IN LIVING COLOR‘S INNOVATIVE SKETCH ARTISTS DREW A COMEDIC BLUEPRINT FOR THE ’90S
Jim Carrey is just the beginning. The alums of In Living Color (now seen in reruns on FX, daily, 10-11 p.m.) are everywhere. The riotous Fox variety show that started the catchphrases ”Homey don’t play that” and ”Mo’ money, mo’ money, mo’ money!” ran only four and a half years and was never a top 30 hit, yet it might be the premier sketch-comedy training ground of the decade. Forget the long-over-the-hill SNL — ILC‘s only competition was Fox’s even shorter-lived The Ben Stiller Show, which launched Stiller (who directed Carrey’s The Cable Guy) as well as Janeane Garofalo (The Larry Sanders Show), Bob Odenkirk (Mr. Show), and Andy Dick (NewsRadio).
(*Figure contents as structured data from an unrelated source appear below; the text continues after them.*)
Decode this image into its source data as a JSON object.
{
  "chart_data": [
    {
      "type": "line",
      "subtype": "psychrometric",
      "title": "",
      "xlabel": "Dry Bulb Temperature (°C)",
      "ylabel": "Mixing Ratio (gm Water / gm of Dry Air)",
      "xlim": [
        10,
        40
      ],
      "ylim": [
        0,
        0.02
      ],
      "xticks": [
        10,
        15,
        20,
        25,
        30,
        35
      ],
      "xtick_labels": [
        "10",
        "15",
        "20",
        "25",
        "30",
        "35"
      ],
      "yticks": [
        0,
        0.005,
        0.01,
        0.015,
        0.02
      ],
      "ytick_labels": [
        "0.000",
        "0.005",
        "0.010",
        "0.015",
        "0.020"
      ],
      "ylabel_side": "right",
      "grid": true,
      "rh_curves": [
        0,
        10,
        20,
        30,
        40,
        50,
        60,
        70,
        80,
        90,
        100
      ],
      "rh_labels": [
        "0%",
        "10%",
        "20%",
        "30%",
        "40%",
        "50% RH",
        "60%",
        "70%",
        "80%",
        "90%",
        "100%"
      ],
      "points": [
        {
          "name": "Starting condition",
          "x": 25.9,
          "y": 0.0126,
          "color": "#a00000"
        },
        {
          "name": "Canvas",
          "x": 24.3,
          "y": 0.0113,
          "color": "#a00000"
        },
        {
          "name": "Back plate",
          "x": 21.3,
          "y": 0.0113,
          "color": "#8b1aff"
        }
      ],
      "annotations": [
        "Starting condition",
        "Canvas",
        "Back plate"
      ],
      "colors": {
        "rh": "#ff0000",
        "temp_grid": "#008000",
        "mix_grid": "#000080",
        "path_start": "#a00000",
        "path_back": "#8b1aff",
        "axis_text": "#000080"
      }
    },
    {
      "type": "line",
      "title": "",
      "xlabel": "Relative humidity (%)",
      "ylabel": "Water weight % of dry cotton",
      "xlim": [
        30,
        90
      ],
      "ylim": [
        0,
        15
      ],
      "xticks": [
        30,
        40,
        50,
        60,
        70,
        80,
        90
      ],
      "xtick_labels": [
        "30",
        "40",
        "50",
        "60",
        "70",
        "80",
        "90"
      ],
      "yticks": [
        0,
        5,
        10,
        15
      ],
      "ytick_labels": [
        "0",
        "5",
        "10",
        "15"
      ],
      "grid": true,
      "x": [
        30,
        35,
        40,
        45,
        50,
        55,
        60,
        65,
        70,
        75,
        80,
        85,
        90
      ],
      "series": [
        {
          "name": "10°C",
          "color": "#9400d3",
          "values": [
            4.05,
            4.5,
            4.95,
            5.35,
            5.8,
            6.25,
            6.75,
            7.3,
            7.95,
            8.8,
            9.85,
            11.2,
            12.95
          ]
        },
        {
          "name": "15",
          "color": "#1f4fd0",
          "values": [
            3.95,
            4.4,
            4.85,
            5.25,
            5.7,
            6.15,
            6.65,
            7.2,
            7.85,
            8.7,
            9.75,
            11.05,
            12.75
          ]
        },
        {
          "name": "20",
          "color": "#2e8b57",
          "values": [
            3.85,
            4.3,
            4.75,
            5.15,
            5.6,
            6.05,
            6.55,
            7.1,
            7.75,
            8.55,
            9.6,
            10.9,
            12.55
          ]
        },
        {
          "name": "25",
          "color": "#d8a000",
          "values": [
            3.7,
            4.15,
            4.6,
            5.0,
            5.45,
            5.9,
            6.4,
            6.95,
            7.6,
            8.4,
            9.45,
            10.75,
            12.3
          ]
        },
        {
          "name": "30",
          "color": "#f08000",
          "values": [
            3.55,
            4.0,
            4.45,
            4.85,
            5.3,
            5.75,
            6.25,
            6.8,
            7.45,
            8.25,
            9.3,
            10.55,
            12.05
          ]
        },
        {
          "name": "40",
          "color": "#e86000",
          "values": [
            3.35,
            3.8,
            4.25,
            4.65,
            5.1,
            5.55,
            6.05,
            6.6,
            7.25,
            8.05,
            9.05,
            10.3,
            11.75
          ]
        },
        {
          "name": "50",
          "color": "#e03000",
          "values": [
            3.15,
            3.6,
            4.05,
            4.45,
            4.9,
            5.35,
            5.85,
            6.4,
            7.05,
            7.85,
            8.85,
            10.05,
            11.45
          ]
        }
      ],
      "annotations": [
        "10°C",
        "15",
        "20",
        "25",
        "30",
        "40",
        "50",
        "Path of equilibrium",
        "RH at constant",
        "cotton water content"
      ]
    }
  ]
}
Executive producer/host Keenen Ivory Wayans was ILC‘s weakest comedic link — he always seemed more concerned with looking cool than being funny — but he was a gifted talent scout. The show’s sprawling, multiracial cast has spread out into nearly every area of the media (Jamie Foxx even released an R&B CD):
MOVIES: Back when he was known as James Carrey, the Rubberband Man contorted himself into such grotesque figures as Fire Marshal Bill and female weight lifter Vera De Milo. He broke out of the ILC pack as the series was winding down in 1994 with his surprise smash Ace Ventura: Pet Detective. Now he’s part of Hollywood’s elite $20 million club, but he’s far from the only ILC vet to hit the big screen. Four Wayans brothers (Keenen, Damon, Shawn, and Marlon) have headlined films ranging from action (The Last Boy Scout) to satire (Don’t Be a Menace to South Central … ). Steve Park had a memorable cameo in Fargo, and Jamie Foxx and Tommy Davidson costarred in the immortal Booty Call. Even two members of ILC‘s scantily clad dance troupe, the Fly Girls, have become respected film actresses: choreographer Rosie Perez (Fearless) and Jennifer Lopez (Selena).
PRIME TIME: ILC vets dominate Fox’s entire Thursday-night lineup, with Kim Coles costarring in the long-running Living Single, Tommy Davidson stealing scenes in the new sitcom Between Brothers, and Damon Wayans executive-producing the drama 413 Hope St., which features Kelly Coffield as a teen-crisis-center counselor. Two of The WB’s biggest hits also spotlight ex-ILCers — The Jamie Foxx Show and The Wayans Bros. (starring Shawn, who started out on ILC as DJ SW-1, and Marlon, who lasted only one season). Sister Kim Wayans hangs with LL Cool J on UPN’s In the House. And one alum is even a regular on a Big Three series: T’Keyah Crystal Keymáh plays Bill Cosby’s daughter on his eponymous CBS sitcom.
LATE NIGHT: Keenen Ivory Wayans once did a vicious parody of Arsenio Hall (replete with a prosthetic butt) on ILC; now he’s hosting a self-titled syndicated talk show, which he hopes will capture Arsenio’s old audience. Meanwhile, some of ILC‘s ex-writers work on Fox’s SNL challenger, Mad TV, and Chris Rock, who jumped ship from SNL to join ILC shortly before its cancellation, hosts what may be late-night’s hippest talker, HBO’s The Chris Rock Show. Furthermore, with tasteless Damon Wayans characters like Handi-Man (a disabled superhero), ILC was politically incorrect long before Politically Incorrect.